"SEO takes 6–12 months." It's the most oft-repeated phrase in legal marketing, and it's true, but only inasmuch as it's completely meaningless.
What I'd like to get into here is what actually goes into defining that timeline, since it depends entirely on market competitiveness, type of practice, current technical baseline, and definition of "results." So I'd appreciate input from those with experience in SEO for lawyers and law firms with concrete data.
Specifically, what I'm after is information on timelines.
Technical baseline phase
At what point do technical improvements (site speed, crawlability, schemas, mobile optimization, etc.) begin to make an impact visible in Google Search Console analytics? 30-60 days? Unrealistic?
Content ranking phase
For a lawyer or law firm creating 2-4 practice-area related content pieces per month, at what point do long-tail articles begin ranking and making phone calls?
Local map pack phase
How long would realistically take to crack the map pack with a new optimization for a moderately competitive term ("family lawyer [city]")?
Competitive keyword phase
How realistic is it to rank within 12 months for highly competitive terms ("personal injury lawyer [major city]") when there are established companies that have been in operation for more than five years? Is there even any point, since those companies are basically invincible?

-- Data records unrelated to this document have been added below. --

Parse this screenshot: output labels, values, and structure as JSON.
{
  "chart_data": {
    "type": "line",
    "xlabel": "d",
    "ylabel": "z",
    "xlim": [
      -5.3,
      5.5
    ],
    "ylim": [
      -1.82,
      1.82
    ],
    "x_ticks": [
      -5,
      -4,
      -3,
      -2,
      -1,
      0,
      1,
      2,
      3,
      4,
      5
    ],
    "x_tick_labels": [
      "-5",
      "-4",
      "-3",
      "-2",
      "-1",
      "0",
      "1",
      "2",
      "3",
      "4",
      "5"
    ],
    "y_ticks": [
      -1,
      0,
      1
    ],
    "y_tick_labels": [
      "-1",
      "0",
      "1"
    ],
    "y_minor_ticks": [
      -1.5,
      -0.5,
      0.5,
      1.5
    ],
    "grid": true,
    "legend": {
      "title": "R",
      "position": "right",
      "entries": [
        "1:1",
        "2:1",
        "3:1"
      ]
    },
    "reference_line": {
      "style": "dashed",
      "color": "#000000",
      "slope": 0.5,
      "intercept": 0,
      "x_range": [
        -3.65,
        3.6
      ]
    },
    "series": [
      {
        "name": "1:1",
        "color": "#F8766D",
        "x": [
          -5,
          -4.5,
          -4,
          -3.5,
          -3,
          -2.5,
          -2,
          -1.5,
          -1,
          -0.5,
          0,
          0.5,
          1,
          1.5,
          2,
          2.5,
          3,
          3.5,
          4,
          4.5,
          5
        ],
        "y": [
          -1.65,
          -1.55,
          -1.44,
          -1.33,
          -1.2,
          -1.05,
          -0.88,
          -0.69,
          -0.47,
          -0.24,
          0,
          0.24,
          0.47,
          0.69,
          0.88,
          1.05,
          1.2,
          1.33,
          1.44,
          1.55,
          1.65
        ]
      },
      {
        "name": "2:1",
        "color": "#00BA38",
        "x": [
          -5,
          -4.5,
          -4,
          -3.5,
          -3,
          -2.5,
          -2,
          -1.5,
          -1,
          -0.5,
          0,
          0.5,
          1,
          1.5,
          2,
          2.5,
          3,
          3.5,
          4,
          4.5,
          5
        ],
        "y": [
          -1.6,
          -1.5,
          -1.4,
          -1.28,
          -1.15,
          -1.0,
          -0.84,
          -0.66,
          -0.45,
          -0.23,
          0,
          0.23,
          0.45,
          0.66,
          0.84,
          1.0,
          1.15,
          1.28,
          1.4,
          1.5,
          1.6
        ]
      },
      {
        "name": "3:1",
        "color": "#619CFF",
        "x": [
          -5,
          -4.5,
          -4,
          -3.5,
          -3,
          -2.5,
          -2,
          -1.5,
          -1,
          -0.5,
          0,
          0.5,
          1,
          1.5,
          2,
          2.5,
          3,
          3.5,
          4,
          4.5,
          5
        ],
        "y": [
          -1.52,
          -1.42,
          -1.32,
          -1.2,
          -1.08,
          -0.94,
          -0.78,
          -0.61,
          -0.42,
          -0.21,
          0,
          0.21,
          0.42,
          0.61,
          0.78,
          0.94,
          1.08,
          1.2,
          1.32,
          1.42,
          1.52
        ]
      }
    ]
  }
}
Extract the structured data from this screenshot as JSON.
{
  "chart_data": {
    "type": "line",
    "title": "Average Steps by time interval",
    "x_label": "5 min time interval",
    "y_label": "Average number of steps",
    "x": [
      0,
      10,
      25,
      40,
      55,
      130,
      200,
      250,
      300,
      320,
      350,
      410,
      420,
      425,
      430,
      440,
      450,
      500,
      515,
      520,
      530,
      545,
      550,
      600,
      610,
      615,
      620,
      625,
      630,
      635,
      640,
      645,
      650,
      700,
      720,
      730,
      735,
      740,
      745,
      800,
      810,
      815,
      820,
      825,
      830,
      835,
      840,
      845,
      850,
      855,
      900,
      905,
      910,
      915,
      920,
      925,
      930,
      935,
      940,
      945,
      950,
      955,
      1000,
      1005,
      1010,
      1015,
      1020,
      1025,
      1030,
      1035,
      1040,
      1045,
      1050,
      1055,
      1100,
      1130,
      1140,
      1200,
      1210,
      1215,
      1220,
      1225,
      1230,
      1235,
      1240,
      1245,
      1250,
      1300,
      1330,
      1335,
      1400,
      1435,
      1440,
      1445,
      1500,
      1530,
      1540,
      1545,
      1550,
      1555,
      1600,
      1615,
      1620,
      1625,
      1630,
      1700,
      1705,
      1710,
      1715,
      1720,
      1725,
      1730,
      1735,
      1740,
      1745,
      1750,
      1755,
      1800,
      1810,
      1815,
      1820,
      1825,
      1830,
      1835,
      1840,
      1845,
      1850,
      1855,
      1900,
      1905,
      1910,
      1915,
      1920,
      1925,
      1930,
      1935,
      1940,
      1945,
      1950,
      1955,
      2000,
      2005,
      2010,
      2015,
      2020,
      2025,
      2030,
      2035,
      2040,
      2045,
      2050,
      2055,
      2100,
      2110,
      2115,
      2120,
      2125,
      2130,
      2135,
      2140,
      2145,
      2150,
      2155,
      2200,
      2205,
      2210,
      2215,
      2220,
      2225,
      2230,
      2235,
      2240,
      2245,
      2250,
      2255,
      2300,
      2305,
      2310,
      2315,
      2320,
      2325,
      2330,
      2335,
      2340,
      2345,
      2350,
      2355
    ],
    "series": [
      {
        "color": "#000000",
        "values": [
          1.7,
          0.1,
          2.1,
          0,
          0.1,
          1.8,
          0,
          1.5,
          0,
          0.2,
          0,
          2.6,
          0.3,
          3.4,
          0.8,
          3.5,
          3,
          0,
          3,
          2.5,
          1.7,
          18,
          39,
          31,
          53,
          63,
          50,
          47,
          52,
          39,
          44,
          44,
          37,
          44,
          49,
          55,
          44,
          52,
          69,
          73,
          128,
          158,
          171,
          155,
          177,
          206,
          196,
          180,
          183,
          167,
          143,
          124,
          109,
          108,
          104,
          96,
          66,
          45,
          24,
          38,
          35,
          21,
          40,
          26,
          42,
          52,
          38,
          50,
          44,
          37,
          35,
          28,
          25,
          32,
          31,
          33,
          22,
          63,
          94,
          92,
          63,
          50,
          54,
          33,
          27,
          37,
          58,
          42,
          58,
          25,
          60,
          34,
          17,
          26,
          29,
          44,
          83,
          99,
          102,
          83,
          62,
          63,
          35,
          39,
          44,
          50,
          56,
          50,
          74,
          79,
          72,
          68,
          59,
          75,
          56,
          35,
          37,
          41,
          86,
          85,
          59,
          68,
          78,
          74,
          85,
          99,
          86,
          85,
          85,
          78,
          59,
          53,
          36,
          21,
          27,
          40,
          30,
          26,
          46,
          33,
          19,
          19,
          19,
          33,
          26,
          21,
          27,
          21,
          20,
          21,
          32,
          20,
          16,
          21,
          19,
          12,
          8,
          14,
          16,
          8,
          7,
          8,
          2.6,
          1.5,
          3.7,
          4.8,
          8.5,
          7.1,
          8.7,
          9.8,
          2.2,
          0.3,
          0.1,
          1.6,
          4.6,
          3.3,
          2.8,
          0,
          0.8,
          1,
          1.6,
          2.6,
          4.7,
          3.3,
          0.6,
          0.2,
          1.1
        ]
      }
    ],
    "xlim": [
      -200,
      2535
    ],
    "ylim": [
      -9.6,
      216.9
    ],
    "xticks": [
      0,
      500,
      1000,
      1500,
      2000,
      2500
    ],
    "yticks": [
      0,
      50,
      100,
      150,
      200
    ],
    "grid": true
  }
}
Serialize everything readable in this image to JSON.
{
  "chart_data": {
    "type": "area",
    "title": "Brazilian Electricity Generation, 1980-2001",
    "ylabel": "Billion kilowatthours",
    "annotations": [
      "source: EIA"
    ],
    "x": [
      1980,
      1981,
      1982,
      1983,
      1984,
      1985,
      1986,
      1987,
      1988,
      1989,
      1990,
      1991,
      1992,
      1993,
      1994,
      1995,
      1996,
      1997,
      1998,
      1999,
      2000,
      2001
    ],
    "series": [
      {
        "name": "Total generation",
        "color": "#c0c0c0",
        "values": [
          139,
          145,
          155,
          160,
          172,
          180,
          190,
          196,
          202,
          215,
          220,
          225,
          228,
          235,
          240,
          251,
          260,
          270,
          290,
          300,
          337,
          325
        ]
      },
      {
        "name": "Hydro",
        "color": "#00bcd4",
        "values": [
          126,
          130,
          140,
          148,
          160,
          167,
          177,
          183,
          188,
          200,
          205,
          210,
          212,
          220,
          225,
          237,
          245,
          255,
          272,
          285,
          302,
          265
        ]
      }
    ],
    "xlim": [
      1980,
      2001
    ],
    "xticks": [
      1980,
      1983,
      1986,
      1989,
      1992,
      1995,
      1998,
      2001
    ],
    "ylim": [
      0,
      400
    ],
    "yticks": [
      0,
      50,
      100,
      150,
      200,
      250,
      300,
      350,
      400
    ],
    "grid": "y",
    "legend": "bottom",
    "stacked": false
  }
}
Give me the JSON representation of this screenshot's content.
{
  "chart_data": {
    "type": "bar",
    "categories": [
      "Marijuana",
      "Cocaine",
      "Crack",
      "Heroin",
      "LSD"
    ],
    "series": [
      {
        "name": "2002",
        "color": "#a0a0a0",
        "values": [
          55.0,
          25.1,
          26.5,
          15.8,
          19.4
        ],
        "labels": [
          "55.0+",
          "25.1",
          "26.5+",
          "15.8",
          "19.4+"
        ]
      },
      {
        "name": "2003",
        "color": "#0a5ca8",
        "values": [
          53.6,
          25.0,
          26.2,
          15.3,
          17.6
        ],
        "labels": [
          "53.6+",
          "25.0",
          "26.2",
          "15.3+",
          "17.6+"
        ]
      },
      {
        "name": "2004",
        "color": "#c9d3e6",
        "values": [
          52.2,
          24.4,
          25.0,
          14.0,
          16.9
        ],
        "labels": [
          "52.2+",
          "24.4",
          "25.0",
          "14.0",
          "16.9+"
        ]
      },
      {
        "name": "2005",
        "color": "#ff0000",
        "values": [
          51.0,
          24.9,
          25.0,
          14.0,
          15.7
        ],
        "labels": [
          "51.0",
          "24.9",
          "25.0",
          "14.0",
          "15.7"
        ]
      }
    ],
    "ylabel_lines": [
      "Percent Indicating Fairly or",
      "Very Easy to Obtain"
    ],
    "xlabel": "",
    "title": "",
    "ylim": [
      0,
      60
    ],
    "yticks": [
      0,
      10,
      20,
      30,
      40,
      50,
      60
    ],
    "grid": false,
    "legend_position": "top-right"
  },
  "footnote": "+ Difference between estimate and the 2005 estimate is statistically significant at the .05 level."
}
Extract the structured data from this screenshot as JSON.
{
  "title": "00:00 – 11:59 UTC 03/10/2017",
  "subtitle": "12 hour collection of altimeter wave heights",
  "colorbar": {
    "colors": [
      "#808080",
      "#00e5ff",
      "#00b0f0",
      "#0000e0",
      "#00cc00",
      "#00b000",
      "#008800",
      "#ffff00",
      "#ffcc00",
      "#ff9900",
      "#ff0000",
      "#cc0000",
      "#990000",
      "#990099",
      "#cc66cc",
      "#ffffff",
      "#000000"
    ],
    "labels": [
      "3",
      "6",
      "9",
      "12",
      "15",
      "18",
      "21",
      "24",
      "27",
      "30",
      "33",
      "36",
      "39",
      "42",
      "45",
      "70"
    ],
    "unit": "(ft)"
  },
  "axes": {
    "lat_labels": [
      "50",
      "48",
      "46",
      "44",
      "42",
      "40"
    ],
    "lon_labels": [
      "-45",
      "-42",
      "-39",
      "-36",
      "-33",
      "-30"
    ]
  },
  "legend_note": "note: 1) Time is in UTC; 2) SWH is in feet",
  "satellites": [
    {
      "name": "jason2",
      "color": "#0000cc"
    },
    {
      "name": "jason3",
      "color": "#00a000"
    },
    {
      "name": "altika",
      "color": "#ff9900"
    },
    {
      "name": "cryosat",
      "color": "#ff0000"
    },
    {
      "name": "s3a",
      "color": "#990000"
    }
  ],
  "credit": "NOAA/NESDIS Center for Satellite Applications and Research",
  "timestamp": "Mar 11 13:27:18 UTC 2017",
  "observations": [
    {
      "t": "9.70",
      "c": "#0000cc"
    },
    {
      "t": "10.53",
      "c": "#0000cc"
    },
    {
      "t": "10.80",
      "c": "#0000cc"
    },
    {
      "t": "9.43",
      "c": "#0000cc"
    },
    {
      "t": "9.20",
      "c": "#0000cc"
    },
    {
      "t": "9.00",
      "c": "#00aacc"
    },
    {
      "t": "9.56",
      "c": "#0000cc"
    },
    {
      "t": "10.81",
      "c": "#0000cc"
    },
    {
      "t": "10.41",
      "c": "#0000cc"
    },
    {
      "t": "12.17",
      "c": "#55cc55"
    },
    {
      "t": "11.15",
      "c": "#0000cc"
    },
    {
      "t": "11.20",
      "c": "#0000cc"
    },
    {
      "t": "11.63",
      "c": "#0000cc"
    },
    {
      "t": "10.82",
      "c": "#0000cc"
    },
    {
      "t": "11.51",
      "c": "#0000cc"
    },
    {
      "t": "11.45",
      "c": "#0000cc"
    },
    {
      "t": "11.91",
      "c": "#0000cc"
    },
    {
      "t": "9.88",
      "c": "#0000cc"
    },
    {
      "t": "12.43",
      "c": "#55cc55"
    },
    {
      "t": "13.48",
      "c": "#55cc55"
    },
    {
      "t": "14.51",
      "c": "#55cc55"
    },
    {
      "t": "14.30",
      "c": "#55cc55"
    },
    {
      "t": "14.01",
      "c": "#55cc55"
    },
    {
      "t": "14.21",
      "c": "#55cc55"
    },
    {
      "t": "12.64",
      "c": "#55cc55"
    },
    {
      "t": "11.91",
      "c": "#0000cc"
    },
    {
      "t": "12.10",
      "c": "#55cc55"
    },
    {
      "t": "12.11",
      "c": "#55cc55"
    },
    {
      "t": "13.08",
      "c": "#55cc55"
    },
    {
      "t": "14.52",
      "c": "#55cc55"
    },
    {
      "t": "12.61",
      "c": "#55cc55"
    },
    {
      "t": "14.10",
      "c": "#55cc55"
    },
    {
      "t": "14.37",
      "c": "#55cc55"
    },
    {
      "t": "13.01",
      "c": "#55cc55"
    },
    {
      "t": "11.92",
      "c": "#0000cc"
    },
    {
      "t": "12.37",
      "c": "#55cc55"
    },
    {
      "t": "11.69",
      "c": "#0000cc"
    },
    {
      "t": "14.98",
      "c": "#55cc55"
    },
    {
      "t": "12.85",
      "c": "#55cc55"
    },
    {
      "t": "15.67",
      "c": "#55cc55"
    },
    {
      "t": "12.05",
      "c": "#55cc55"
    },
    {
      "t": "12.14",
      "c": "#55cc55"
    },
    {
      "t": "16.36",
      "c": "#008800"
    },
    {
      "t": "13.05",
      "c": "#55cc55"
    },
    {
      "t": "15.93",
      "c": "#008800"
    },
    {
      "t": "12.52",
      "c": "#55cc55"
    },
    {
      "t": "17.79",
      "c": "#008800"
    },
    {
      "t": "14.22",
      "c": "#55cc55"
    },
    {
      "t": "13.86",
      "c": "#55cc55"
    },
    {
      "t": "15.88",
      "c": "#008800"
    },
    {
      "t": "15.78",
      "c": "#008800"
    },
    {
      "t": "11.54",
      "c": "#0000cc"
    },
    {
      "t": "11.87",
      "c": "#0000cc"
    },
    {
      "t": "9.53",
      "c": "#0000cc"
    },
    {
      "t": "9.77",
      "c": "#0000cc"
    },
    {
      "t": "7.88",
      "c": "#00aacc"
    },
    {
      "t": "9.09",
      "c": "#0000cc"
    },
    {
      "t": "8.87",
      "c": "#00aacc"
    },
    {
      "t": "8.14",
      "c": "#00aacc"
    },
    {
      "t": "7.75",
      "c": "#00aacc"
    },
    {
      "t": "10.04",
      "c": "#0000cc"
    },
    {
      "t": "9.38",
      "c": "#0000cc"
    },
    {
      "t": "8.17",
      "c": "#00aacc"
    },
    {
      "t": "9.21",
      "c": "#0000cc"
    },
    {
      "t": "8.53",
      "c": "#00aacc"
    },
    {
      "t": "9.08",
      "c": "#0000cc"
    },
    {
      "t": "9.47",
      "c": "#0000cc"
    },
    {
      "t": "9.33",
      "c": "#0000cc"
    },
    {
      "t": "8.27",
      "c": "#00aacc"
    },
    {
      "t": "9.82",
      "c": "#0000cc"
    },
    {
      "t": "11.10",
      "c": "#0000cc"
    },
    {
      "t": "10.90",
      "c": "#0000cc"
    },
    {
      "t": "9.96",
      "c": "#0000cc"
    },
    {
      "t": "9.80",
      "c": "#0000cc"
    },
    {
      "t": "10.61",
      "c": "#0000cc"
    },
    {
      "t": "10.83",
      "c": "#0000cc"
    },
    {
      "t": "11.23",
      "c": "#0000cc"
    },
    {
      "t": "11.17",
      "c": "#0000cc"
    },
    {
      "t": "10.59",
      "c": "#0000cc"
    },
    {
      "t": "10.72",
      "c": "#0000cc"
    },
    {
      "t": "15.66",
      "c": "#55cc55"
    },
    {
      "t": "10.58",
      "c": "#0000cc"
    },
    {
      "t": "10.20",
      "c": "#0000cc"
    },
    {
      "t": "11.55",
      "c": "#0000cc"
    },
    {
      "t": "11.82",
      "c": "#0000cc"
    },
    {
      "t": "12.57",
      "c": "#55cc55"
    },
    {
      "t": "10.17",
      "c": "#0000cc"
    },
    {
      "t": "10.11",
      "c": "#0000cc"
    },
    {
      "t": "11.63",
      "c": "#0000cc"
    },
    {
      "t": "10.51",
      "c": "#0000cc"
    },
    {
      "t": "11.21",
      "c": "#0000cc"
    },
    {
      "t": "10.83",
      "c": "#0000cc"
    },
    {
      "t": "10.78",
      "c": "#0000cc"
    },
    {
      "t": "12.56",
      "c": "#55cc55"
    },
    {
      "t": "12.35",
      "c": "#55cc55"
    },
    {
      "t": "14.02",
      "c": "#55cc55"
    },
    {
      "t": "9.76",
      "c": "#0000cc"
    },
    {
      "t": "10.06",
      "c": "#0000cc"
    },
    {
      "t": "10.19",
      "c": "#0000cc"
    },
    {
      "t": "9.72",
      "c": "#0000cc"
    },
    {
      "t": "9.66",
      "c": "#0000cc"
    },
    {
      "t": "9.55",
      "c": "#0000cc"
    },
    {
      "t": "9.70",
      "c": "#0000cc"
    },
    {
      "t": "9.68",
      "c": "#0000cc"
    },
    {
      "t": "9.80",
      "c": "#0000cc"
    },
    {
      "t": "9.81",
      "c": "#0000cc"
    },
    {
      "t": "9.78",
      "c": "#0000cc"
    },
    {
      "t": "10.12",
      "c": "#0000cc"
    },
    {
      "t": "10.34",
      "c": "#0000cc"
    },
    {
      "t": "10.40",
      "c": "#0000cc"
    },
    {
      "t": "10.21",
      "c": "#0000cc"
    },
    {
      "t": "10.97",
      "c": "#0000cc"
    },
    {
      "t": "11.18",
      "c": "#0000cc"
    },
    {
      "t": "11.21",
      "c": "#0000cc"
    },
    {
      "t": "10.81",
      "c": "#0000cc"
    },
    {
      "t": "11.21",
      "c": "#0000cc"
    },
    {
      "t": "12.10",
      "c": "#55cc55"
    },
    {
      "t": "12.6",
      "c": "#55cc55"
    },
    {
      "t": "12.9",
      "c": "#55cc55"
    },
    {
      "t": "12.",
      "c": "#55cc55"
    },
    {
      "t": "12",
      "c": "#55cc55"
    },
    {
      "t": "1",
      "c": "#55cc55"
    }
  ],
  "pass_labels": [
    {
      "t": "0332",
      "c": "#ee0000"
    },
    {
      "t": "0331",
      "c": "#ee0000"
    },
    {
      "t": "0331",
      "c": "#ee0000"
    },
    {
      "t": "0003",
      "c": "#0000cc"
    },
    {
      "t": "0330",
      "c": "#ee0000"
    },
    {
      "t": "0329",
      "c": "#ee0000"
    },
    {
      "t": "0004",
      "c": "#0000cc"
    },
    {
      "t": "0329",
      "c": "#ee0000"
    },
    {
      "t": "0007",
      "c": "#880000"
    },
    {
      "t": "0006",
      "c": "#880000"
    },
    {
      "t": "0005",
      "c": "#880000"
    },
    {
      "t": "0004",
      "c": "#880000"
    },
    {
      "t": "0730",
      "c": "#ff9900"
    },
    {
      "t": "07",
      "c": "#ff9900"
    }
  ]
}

Specifically related to 2026: Has the AI search revolution altered the timeframes required?
Since AI Overviews are capturing the searches before they hit Google’s pages, does organic keyword ranking matter anymore? Are law firms tracking AI citations now as opposed to keywords?
What I am looking for in this thread:
Campaign data. Timelines of your actual experience doing campaigns for law firms – not agency predictions or theoreticals about what could happen.